NASA-IMPACT / veda-data-pipelines

data transformation - ingestion - publication pipelines to support VEDA
Other
13 stars 6 forks source link

veda-data-pipelines

NOTE: This repository is being sunsetted. Please do not open any new issues or PRs on this repository; use https://github.com/NASA-IMPACT/veda-data instead. Once all issues are transferred from this repository to veda-data, this repository will be archived.

This repo houses function code and deployment code for producing cloud-optimized data products and STAC metadata for interfaces such as https://github.com/NASA-IMPACT/delta-ui.

Requirements

Docker

See get-docker

AWS CDK

See cdk-getting-started

nvm install 17.3.0
nvm use 17.3.0
npm install -g aws-cdk

Poetry

See poetry-landing-page

pip install poetry

Deployment

This project uses AWS CDK to deploy AWS resources to the cloud.

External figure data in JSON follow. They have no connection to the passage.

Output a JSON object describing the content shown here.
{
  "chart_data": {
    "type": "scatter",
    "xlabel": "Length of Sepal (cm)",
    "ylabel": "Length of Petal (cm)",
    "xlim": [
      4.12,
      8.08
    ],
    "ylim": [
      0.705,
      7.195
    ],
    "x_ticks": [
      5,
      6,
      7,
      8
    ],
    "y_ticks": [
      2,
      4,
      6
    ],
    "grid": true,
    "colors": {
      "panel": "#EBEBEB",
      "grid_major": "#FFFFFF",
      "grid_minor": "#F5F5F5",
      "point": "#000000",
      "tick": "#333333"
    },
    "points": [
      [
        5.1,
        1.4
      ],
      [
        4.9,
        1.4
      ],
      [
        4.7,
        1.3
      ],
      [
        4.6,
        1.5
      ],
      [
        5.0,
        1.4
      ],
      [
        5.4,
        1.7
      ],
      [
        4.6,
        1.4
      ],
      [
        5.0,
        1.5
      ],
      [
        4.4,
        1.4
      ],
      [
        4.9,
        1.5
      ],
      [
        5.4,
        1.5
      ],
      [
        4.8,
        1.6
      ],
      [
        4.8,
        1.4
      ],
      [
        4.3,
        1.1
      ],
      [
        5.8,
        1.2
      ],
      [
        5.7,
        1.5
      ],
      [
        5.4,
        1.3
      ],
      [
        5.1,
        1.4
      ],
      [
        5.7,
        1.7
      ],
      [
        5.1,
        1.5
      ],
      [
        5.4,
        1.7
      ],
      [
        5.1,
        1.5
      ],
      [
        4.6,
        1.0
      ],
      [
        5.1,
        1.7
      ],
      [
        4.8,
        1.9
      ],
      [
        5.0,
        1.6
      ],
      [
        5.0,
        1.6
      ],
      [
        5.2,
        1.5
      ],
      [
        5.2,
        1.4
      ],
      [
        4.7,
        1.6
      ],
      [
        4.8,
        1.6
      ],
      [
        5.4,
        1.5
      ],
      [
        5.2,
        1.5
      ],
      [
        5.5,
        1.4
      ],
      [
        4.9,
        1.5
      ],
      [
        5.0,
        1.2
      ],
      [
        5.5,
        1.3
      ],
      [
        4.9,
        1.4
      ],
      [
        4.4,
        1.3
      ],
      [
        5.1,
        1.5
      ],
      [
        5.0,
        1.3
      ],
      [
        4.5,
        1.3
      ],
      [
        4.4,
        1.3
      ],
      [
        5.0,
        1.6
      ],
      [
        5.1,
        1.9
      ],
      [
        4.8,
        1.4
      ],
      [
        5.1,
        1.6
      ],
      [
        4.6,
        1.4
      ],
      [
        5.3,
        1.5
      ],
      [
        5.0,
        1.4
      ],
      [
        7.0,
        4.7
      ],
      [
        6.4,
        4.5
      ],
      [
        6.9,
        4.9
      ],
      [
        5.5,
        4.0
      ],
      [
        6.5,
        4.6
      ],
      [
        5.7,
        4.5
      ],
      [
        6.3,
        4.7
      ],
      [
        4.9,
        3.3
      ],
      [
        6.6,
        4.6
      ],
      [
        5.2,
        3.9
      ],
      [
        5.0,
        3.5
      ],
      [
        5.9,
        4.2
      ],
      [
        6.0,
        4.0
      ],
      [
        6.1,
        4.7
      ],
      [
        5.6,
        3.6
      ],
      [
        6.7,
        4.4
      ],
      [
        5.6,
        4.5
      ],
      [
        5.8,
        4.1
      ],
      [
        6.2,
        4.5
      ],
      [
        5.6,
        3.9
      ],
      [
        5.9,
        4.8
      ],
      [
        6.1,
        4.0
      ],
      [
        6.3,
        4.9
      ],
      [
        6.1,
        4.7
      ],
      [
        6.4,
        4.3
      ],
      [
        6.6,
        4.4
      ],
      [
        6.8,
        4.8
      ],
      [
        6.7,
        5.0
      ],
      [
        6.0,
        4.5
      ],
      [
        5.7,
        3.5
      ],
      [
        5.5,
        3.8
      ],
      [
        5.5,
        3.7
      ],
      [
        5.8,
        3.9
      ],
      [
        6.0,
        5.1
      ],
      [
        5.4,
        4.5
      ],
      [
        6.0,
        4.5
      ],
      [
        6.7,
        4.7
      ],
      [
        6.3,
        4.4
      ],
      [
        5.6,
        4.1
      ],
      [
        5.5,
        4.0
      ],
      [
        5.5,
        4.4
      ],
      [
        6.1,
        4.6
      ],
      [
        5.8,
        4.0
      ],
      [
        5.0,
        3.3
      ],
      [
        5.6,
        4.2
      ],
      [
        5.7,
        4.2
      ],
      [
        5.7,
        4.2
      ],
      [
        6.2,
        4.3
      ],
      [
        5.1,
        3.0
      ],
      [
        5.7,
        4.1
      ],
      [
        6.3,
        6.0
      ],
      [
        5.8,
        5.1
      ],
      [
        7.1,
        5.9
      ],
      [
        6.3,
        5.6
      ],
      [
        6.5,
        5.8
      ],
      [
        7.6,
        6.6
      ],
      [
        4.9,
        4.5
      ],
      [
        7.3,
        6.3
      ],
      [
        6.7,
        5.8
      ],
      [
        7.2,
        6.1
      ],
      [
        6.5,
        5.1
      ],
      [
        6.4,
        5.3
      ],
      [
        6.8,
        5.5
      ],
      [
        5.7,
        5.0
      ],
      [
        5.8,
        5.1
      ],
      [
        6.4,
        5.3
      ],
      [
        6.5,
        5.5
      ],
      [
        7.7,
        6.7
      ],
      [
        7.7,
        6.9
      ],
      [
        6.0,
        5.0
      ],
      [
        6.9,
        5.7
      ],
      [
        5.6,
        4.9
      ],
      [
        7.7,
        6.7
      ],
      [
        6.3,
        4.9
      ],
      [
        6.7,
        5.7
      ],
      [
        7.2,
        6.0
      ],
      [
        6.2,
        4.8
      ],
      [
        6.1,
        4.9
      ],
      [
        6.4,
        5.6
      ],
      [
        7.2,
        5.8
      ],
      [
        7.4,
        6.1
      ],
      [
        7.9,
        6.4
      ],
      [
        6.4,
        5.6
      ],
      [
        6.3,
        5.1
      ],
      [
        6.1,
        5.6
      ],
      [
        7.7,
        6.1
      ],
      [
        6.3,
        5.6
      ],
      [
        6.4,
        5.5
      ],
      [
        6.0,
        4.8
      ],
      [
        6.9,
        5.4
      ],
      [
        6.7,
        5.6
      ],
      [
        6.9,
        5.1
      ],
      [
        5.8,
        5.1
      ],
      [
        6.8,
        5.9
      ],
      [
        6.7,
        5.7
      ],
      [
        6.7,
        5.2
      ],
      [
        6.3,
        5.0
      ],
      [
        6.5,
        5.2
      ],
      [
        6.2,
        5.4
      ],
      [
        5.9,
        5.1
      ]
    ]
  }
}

Make sure the following environment variables are set

ENV="<dev/staging/prod>"
COGNITO_APP_SECRET="<secret-name-for-pgstac-access>"
APP_NAME="veda-data-pipelines"
STAC_INGESTOR_URL="<url-for-ingestor-api>"
EXTERNAL_ROLE_ARN="<arn-for-external-role-permissions>"

Note: You can use the handy env.sample.sh script to set these variables. Just rename the file to env.sh and populate it with appropriate values. Then run the following commands:

chmod +x env.sh
source env.sh <dev/staging>

If anything other than dev/stage is provided as the env, the dev credentials are used (for now).

To deploy

Using poetry

# deploy
poetry run deploy

# destroy
poetry run destroy

Else

  1. Go to deploy/ directory
  2. Create a virtual environment with python -m venv venv
  3. Activate the virtual environment with source venv/bin/activate
  4. Install the requirements with pip install -r requirements.txt
  5. Run cdk deploy --all
  6. Useful: cdk destroy --all to destroy the infrastructure

License

This project is licensed under Apache 2, see the LICENSE file for more details.